Patung besar bernama Hubal

Penduduk kota Baiqa’ pun memberi sebuah patung besar bernama Hubal. Kemudian, Amru bin Luhai al-Khuza’i membawa patung itu ke Mekah untuk diletakkan di Ka’bah.’

Ketika itu, di masa kepemimpinan Amru bin Luhai al Khuza’i memang suku-suku Arab di Mekah dan sekitarnya mulai melupakan akidah mereka yang benar. Mereka melupakan agama tauhid yang diseru Nabi Ibrahim as. dan Nabi Ismail as. Melihat kondisi itu, Amru bin Luhai aI-Khuza’i berpikir ada kesempatan untuk mengokohkan kekuasaannya yakni dengan membuat akidah baru dan menggeser agama lama yang mulai lemah.

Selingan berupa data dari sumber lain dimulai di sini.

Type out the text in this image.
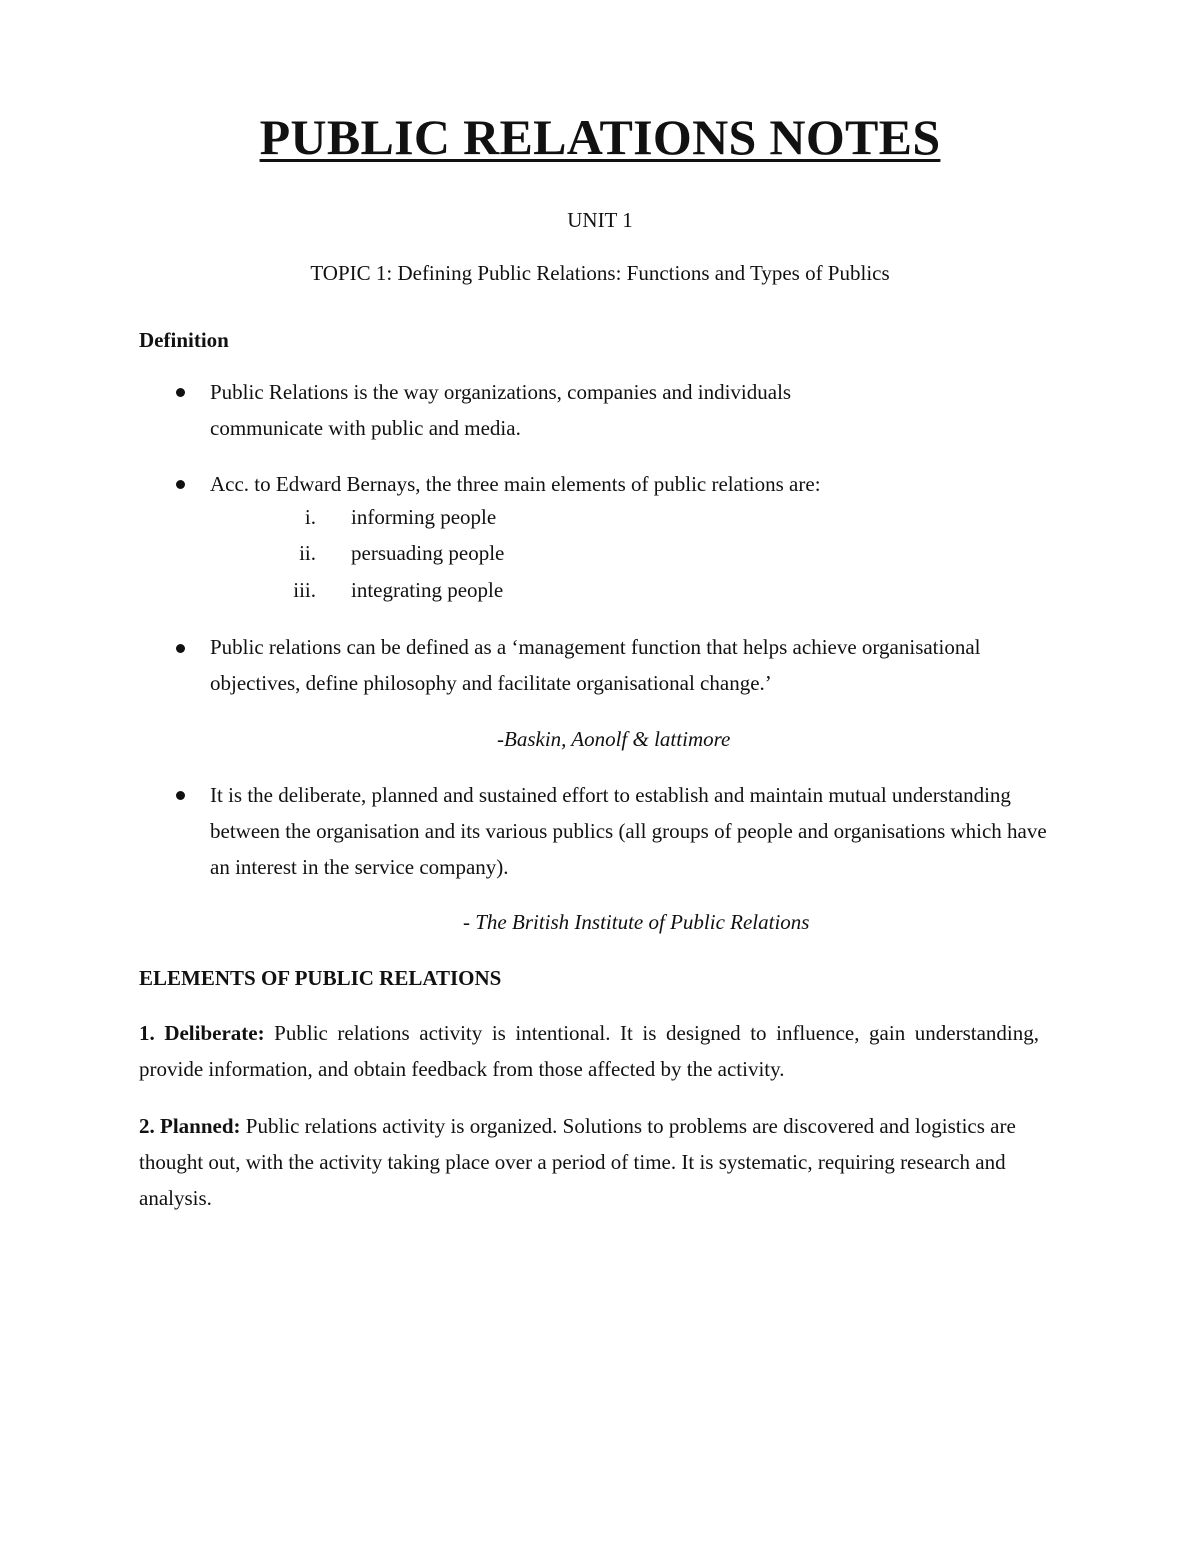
PUBLIC RELATIONS NOTES
UNIT 1
TOPIC 1: Defining Public Relations: Functions and Types of Publics
Definition
Public Relations is the way organizations, companies and individuals communicate with public and media.
Acc. to Edward Bernays, the three main elements of public relations are:
i. informing people
ii. persuading people
iii. integrating people
Public relations can be defined as a ‘management function that helps achieve organisational objectives, define philosophy and facilitate organisational change.’
-Baskin, Aonolf & lattimore
It is the deliberate, planned and sustained effort to establish and maintain mutual understanding between the organisation and its various publics (all groups of people and organisations which have an interest in the service company).
- The British Institute of Public Relations
ELEMENTS OF PUBLIC RELATIONS
1. Deliberate: Public relations activity is intentional. It is designed to influence, gain understanding, provide information, and obtain feedback from those affected by the activity.
2. Planned: Public relations activity is organized. Solutions to problems are discovered and logistics are thought out, with the activity taking place over a period of time. It is systematic, requiring research and analysis.
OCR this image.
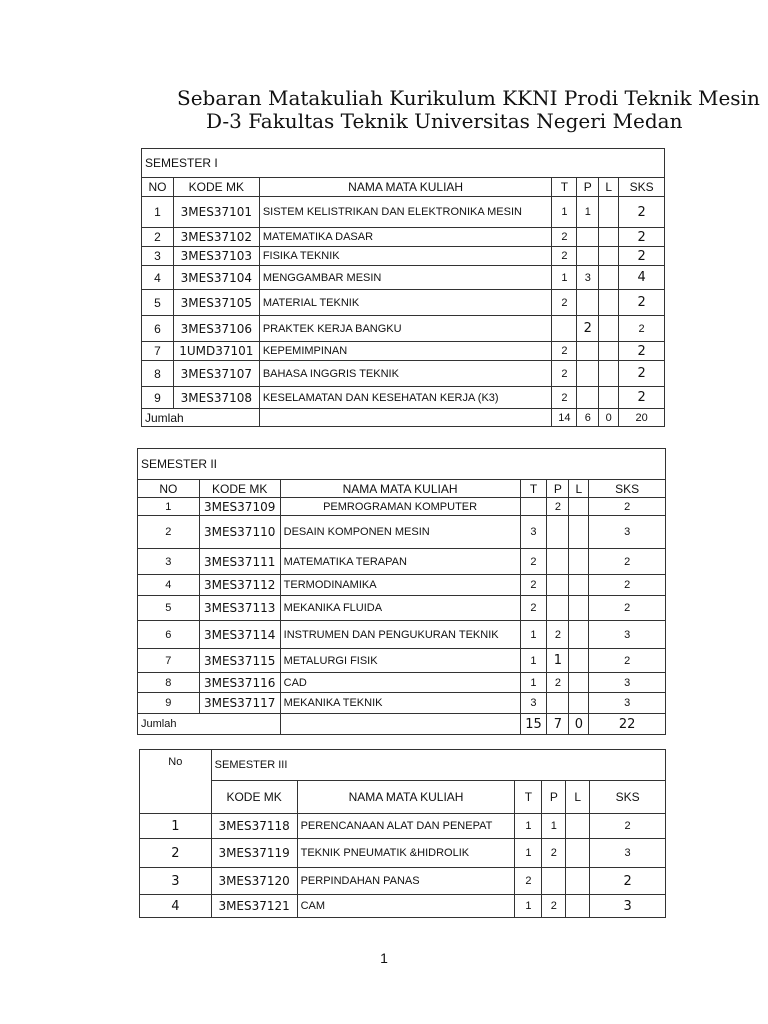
Sebaran Matakuliah Kurikulum KKNI Prodi Teknik Mesin
D-3 Fakultas Teknik Universitas Negeri Medan
SEMESTER I						
NO	KODE MK	NAMA MATA KULIAH	T	P	L	SKS
1	3MES37101	SISTEM KELISTRIKAN DAN ELEKTRONIKA MESIN	1	1		2
2	3MES37102	MATEMATIKA DASAR	2			2
3	3MES37103	FISIKA TEKNIK	2			2
4	3MES37104	MENGGAMBAR MESIN	1	3		4
5	3MES37105	MATERIAL TEKNIK	2			2
6	3MES37106	PRAKTEK KERJA BANGKU		2		2
7	1UMD37101	KEPEMIMPINAN	2			2
8	3MES37107	BAHASA INGGRIS TEKNIK	2			2
9	3MES37108	KESELAMATAN DAN KESEHATAN KERJA (K3)	2			2
Jumlah			14	6	0	20
SEMESTER II						
NO	KODE MK	NAMA MATA KULIAH	T	P	L	SKS
1	3MES37109	PEMROGRAMAN KOMPUTER		2		2
2	3MES37110	DESAIN KOMPONEN MESIN	3			3
3	3MES37111	MATEMATIKA TERAPAN	2			2
4	3MES37112	TERMODINAMIKA	2			2
5	3MES37113	MEKANIKA FLUIDA	2			2
6	3MES37114	INSTRUMEN DAN PENGUKURAN TEKNIK	1	2		3
7	3MES37115	METALURGI FISIK	1	1		2
8	3MES37116	CAD	1	2		3
9	3MES37117	MEKANIKA TEKNIK	3			3
Jumlah			15	7	0	22
No	SEMESTER III					
	KODE MK	NAMA MATA KULIAH	T	P	L	SKS
1	3MES37118	PERENCANAAN ALAT DAN PENEPAT	1	1		2
2	3MES37119	TEKNIK PNEUMATIK &HIDROLIK	1	2		3
3	3MES37120	PERPINDAHAN PANAS	2			2
4	3MES37121	CAM	1	2		3
1
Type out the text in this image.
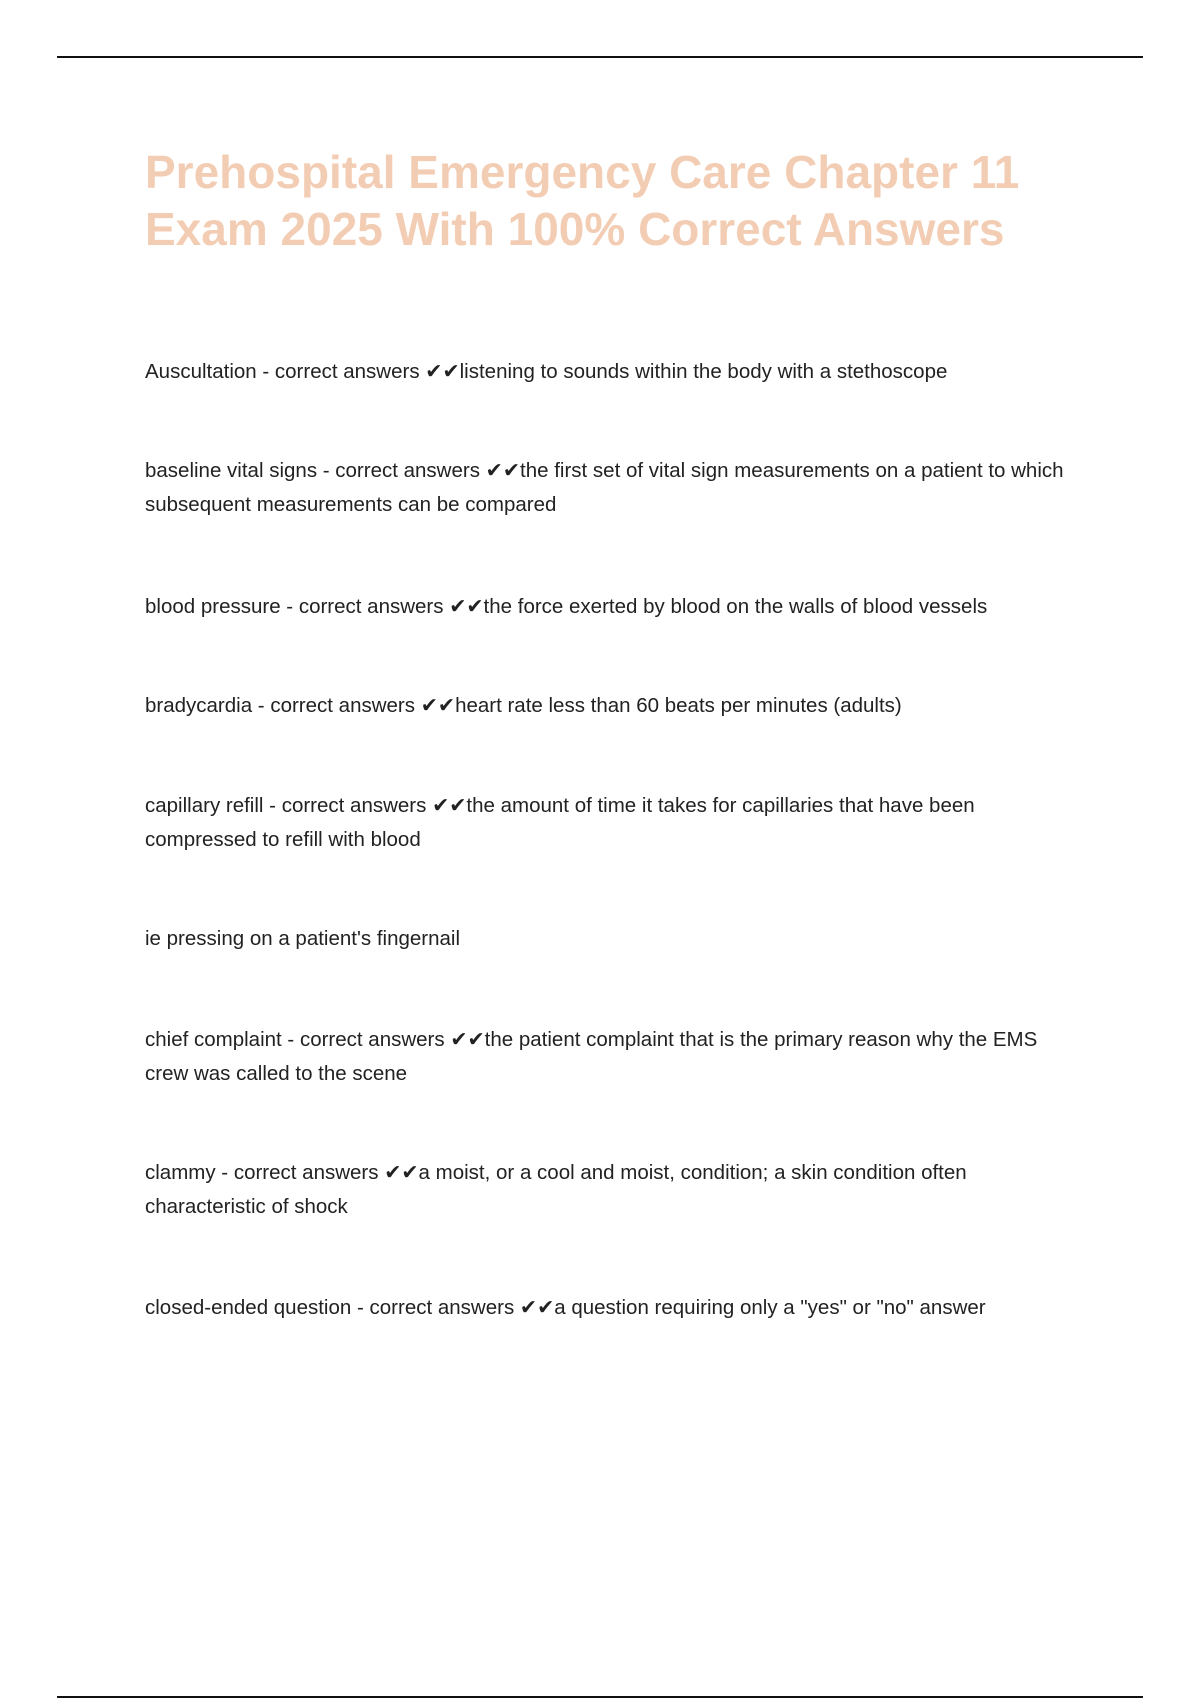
Prehospital Emergency Care Chapter 11 Exam 2025 With 100% Correct Answers

Auscultation - correct answers ✔✔listening to sounds within the body with a stethoscope

baseline vital signs - correct answers ✔✔the first set of vital sign measurements on a patient to which subsequent measurements can be compared

blood pressure - correct answers ✔✔the force exerted by blood on the walls of blood vessels

bradycardia - correct answers ✔✔heart rate less than 60 beats per minutes (adults)

capillary refill - correct answers ✔✔the amount of time it takes for capillaries that have been compressed to refill with blood

ie pressing on a patient's fingernail

chief complaint - correct answers ✔✔the patient complaint that is the primary reason why the EMS crew was called to the scene

clammy - correct answers ✔✔a moist, or a cool and moist, condition; a skin condition often characteristic of shock

closed-ended question - correct answers ✔✔a question requiring only a "yes" or "no" answer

Pertama-tama, Amru bin Luhai al-Khuza’i sendiri menanggalkan agama Nabi Ibrahim as. dan Nabi Ismail as. dari dirinya. Kemudian, ia letakkan berhala-berhala di sekitar Ka’bah. Berhala yang paling besar adalah Hubal—yang dibawanya dan Syam—yang diletakkan di tengah Ka’bah. Setelah Ka’bah penuh dengan berhala, lantas Amru bin Luhai al-Khuza’i memaksa bangsa Arab untuk menyembah berhala-berhala tersebut dan mengancam orang yang tetap menganut agama tauhid.

Protes dari berbagai suku

Protes pun bermunculan dan sebagian suku Arab, terutama dari suku Jurhum. Mereka menganggap apa yang dilakukan pemimpinnya itu adalah bid’ah. Hingga beberapa orang dari suku Jurhum yang masih berpegang pada agama tauhid melantunkan syair berikut:

”Wahai Amru, janganlah berbuat zalim di Mekah Karena ia adalah Tanah Haram Renungkan nasib kaum ‘Ad! Di mana mereka sekarang? Demikian juga semua manusia, mereka akan binasa Kaum ‘Amaliq susah payah membangun Ka’bah Mereka mengemban tanggung jawab atasnya

Syahnah bin Khalaf Al-Jurhumi juga melantunkan syair:

Wahai Amru engkau menciptakan begitu banyak tuhan di Mekah Berupa patung-patungyang bertengger di Ka’bah Padahal, selamanya Baitullah hanya memiliki satu Tuhan Sementara engkau mencitakan Tuhan-tuhan Engkau tahu pasti Bahwa di kemudian hari Allah akan memilih orang yang pantas mengurus rumah-Nya

Namun demikian, Amru bin Luhai aI-Khuza’i berhasil meredam seluruh protes itu dengan kekuatan politik, militer dan ekonominya yang besar. Hingga seiring berjalannya waktu, akidah yang ditanamkan Amru bin Luhai al-Khuza’i menguat. Banyak dari kaumnya beranjak meninggalkan agama tauhid. Pada saat yang sama, Amru bin Luhai al-Khuza’i sering melakukan kunjungan ke negeri-negeri sekitar Mekah, seperti Syam dan Irak. Di sana, ia sering bersinggungan dengan banyak kaum yang berakidah watsaniyah (paganisme).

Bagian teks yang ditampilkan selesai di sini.